Scared to write this

Scared to write this
Yes as everyone said, welcome to the forum. You can feel free to talk about your abuse and other things, it helps in some ways to just get it out. I'm very sorry that you are just so young to have to go through that. My abuse happened between nine years old and 11 years old and for the most part I have had years of accepting it and trying my best to let it go. Thanks for your post, it takes courage to open up about these things.
 
its always saddening to hear someone has been hurt by this type of act, its brilliant to hear how other survivors are improving and strengthening themselves
 
Hello Joe,
I’m sorry to hear about what happened to you but glad you found MS. We welcome you with open arms. I was abused at 8 by a 14 year old boy for a period of about 9 months. As I tried to write my story for MS, I realized I only remembered the first 3 times and have disassociated the worst (last 7 months or so.) That put me in a tailspin this last year. It does explain why I was acting out in my 30-40’s with older, married men. I am in therapy for over a year but after not thinking about this for 55 years, I have struggled this last year. MS has been a big help. Be gentle on the little boy, you, who was abused. He was not responsible for what happened whether he may have thought he ‘liked’ any of it or not. That little boy should not have been put into that situation. Take care of yourself…
 
Longislandjoe, your situation sounds exactly like mine. I was abused by an older bother 7 years older starting at 5 until I was about 10. It started when we slept together during a New York city family trip . I was also abused by a neighborhood kid who was 4 years older. I idolized my brother. My father was somewhat distant so my brother became a father figure. His son is bipolar schizophrenic which make me worry that he abused him as well. He also is gay. I have not confronted him (I'm 62) but want him out of my life. It makes me sick when i think about what happened. I want to speak with a therapist and build a strategy to confront him. My family has been devastated by abuse. My younger brother committed suicide, and my second oldest brother is an alcoholic and sex addict. I have managed to survive with a loving wife, a faith, and with the help of SSRIs. It has not been easy. Without the medication I would not have been able to function. I'd like to get off the drugs with the help of a therapist. This forum has been really helpful to me - feeling like I'm not alone and being able to share my abuse with others who understand. I'm lucky to have found this group.
 
Hi Joe. Thanks for sharing and welcome (I just joined too). I’m 40, was also molested by brother 7 years older, around same age range tho I don’t remember when it started. I attempted suicide at around 20. Glad (and sad) to hear some similarities. Hope to see you around. All the best brother.

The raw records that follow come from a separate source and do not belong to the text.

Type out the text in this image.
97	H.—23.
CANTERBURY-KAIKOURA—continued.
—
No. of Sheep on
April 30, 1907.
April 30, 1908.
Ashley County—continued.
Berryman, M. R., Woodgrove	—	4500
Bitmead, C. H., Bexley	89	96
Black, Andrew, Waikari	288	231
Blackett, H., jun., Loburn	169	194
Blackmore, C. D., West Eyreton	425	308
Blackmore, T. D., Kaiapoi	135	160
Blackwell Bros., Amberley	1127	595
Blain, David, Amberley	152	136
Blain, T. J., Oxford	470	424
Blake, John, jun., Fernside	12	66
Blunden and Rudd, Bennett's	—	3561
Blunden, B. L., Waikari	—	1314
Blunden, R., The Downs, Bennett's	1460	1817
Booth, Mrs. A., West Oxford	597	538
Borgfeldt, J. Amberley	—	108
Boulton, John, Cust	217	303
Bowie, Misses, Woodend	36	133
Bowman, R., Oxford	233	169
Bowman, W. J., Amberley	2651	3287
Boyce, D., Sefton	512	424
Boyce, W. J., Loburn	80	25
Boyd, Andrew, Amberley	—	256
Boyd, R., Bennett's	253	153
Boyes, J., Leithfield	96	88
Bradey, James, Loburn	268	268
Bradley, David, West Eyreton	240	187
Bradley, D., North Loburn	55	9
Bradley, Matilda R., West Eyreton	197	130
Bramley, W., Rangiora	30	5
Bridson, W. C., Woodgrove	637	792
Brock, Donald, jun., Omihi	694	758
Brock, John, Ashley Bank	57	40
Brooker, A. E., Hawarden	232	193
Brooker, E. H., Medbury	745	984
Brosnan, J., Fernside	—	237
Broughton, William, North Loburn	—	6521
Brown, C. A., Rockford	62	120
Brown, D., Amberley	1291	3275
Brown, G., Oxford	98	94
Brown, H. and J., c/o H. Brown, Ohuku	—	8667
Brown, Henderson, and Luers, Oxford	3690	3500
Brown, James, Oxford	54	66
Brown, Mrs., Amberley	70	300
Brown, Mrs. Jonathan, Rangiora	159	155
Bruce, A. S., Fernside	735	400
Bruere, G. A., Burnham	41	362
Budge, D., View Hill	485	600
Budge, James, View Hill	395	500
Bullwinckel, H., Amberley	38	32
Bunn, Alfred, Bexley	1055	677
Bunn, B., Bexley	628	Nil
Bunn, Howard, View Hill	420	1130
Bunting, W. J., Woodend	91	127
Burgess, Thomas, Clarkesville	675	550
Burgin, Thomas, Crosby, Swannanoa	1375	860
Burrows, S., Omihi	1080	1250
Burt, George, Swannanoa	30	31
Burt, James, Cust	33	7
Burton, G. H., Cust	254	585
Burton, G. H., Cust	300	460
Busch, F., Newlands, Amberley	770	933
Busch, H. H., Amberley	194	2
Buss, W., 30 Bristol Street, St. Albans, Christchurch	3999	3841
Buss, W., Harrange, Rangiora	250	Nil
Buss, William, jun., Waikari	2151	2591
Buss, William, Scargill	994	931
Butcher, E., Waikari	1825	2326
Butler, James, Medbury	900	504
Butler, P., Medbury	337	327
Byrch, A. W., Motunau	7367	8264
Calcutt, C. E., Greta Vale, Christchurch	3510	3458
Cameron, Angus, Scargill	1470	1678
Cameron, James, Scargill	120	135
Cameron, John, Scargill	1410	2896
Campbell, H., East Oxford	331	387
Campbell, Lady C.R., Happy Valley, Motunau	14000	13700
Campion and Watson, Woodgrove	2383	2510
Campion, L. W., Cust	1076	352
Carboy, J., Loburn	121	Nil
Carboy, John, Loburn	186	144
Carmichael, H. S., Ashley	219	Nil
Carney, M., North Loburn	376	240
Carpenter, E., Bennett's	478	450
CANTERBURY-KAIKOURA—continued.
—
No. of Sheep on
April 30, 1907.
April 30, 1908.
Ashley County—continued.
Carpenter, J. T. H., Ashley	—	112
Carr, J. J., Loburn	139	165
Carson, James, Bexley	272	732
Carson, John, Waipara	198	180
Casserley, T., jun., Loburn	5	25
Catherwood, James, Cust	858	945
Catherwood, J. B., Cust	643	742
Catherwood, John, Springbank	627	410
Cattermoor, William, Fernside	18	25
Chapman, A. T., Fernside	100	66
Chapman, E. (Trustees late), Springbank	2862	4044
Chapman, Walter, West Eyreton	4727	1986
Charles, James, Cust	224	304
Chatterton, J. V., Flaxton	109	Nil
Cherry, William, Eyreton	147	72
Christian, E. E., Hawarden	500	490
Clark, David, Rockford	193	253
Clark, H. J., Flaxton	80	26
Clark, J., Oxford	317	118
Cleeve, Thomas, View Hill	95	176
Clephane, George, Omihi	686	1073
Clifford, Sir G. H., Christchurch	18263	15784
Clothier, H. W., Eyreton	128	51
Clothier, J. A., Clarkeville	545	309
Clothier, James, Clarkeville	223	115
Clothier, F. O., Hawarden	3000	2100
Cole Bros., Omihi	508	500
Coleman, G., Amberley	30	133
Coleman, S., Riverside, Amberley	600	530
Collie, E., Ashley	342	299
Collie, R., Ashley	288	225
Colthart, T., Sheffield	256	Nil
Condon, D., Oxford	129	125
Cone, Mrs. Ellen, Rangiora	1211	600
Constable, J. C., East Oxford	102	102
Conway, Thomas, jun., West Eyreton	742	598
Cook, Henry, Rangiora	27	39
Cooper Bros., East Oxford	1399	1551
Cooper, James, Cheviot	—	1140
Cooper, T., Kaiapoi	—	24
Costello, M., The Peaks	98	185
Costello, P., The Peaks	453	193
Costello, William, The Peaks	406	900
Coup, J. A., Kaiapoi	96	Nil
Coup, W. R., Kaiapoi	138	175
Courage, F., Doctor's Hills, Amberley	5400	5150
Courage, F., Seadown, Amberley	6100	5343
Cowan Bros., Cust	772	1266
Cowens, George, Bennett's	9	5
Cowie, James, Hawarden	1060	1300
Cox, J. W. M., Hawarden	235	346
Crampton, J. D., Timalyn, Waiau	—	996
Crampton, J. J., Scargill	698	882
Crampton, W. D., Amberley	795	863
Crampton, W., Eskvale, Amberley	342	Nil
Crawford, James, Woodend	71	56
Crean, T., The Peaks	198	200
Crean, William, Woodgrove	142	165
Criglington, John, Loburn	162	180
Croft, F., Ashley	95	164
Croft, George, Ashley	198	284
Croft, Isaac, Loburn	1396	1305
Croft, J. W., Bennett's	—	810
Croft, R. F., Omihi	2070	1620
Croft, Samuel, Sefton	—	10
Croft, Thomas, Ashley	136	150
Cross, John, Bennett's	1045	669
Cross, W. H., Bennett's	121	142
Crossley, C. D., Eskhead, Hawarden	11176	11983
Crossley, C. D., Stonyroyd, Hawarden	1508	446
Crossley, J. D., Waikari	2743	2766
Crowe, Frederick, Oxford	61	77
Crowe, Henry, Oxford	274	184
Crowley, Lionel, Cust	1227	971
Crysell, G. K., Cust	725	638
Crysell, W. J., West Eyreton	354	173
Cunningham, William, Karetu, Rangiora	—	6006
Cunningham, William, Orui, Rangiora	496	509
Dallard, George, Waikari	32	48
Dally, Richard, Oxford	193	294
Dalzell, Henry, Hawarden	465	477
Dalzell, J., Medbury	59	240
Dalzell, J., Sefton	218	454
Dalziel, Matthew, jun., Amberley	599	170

Wow sharing this really helps. Hearing similar cases is such a relief thank you! Even though I know my pain is valid, there’s still a voice in my head saying I’m crazy. This helps.
 
Yes as everyone said, welcome to the forum. You can feel free to talk about your abuse and other things, it helps in some ways to just get it out. I'm very sorry that you are just so young to have to go through that. My abuse happened between nine years old and 11 years old and for the most part I have had years of accepting it and trying my best to let it go. Thanks for your post, it takes courage to open up about these things.
Thank you for this!
 
Hello Joe,
I’m sorry to hear about what happened to you but glad you found MS. We welcome you with open arms. I was abused at 8 by a 14 year old boy for a period of about 9 months. As I tried to write my story for MS, I realized I only remembered the first 3 times and have disassociated the worst (last 7 months or so.) That put me in a tailspin this last year. It does explain why I was acting out in my 30-40’s with older, married men. I am in therapy for over a year but after not thinking about this for 55 years, I have struggled this last year. MS has been a big help. Be gentle on the little boy, you, who was abused. He was not responsible for what happened whether he may have thought he ‘liked’ any of it or not. That little boy should not have been put into that situation. Take care of yourself…
I really need reminding to be gentle with that little boy. He’s freaking the fuck out these days!! Hearing you people speak helps more than I can express!
 
Joe you are in the right place and that little boy inside you needs your understand and help. In time you be able to heal and that little boy will no long hurt. Stay with us and talk to us and post when you can and ready too.